Grow with the Flow

By Anna Luerssen | December 1, 2008 | 0 comments

At the start of a romantic relationship, every activity can seem like an adventure that brings partners closer together. Over time, however, many couples find that the novelty and exhilaration of a new relationship slowly gives way to simple comfort or even boredom. Why do some couples remain happy together, while others gradually find their relationship getting stale?

A new study, published in the September issue of the Journal of Personality and Social Psychology, suggests that to keep our relationships strong, we should find activities that challenge and excite us, then make a habit of performing them with our partner.

© Mark Karrass/Corbis

In the study, James Graham, a professor of psychology at Western Washington University, gave couples two Personal Digital Assistants (PDAs), which beeped at random intervals throughout the day. The beep prompted each partner to complete a short survey on the type of activity in which they were engaged, who they were with, and how satisfied they felt with their relationship.

Graham found that participants reported greater relationship satisfaction when they were engaged in what he describes as “activating” experiences with their partners, such as attending cultural events, sex, and exercise.

What’s more, he found that for many of the couples, the longer their relationship lasted, the less they tended to engage in these activities. And the less they engaged in these activities, the lower their relationship satisfaction.
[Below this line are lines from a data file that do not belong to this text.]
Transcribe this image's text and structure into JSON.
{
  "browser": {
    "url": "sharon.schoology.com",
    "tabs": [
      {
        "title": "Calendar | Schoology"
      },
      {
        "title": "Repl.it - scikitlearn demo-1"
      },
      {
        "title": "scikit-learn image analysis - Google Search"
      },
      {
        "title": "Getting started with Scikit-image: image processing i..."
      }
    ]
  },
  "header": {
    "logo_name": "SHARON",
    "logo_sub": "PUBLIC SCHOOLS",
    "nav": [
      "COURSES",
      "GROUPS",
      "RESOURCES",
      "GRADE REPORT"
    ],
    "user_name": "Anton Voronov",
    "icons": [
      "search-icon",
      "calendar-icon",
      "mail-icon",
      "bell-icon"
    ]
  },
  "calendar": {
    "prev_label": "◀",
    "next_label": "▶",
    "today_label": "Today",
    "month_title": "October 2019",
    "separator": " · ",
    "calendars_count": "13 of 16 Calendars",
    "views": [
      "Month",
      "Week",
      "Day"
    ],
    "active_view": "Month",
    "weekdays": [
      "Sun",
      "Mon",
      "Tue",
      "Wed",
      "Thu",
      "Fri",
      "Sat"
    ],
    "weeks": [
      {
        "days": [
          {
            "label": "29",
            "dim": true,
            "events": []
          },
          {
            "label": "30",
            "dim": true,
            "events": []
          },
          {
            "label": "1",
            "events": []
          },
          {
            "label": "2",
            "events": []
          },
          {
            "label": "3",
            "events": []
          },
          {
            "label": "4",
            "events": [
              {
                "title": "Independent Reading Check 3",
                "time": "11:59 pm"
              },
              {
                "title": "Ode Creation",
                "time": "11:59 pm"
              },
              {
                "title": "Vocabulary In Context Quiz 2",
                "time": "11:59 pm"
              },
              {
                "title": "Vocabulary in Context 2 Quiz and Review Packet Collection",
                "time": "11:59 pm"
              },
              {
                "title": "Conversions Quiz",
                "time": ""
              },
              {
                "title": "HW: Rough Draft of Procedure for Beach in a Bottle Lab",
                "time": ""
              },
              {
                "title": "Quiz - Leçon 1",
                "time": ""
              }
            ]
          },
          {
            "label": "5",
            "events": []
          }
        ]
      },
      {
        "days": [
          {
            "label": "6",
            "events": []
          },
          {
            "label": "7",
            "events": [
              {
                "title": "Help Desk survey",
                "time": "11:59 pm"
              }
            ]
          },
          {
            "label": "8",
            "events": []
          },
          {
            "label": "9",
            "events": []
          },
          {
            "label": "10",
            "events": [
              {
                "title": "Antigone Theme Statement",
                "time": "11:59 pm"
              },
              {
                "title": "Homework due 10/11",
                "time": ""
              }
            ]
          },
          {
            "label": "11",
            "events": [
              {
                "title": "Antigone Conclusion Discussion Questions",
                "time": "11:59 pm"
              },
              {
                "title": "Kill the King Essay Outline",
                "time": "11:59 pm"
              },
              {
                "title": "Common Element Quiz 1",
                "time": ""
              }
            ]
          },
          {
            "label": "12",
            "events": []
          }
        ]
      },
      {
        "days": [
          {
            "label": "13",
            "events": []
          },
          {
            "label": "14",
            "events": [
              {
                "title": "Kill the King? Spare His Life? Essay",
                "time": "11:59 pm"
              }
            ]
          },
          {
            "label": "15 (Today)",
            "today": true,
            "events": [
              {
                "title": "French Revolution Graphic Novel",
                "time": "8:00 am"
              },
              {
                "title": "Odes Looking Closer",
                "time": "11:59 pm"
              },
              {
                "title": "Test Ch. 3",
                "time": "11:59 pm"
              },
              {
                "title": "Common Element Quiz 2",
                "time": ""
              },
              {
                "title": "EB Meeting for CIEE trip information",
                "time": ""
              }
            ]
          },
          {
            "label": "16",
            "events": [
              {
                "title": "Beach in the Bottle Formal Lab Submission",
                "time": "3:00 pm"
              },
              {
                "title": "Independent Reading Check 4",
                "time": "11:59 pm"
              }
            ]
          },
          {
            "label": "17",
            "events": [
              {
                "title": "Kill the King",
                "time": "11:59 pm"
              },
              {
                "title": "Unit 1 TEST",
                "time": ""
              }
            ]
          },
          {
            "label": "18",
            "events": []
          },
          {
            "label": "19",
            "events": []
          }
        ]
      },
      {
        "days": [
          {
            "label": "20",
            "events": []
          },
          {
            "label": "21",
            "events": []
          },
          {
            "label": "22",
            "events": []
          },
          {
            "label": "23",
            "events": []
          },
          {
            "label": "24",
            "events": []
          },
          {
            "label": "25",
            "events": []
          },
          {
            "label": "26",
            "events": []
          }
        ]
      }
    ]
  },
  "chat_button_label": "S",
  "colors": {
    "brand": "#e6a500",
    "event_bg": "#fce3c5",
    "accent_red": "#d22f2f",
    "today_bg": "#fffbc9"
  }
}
In explaining his findings, Graham argues that challenging activities provide partners with the chance to refine certain skills or develop new ones. In the process, they may feel a sense of “flow”—that mental state we achieve when we’re engaged in tough yet rewarding activities.

At the same time, these challenges help partners expand their sense of who they are and what they’re capable of. When a couple engages in these activities together, Graham believes, each partner’s feelings of “flow” and “self-expansion” becomes associated with one another, so that they grow together—and grow closer as a result.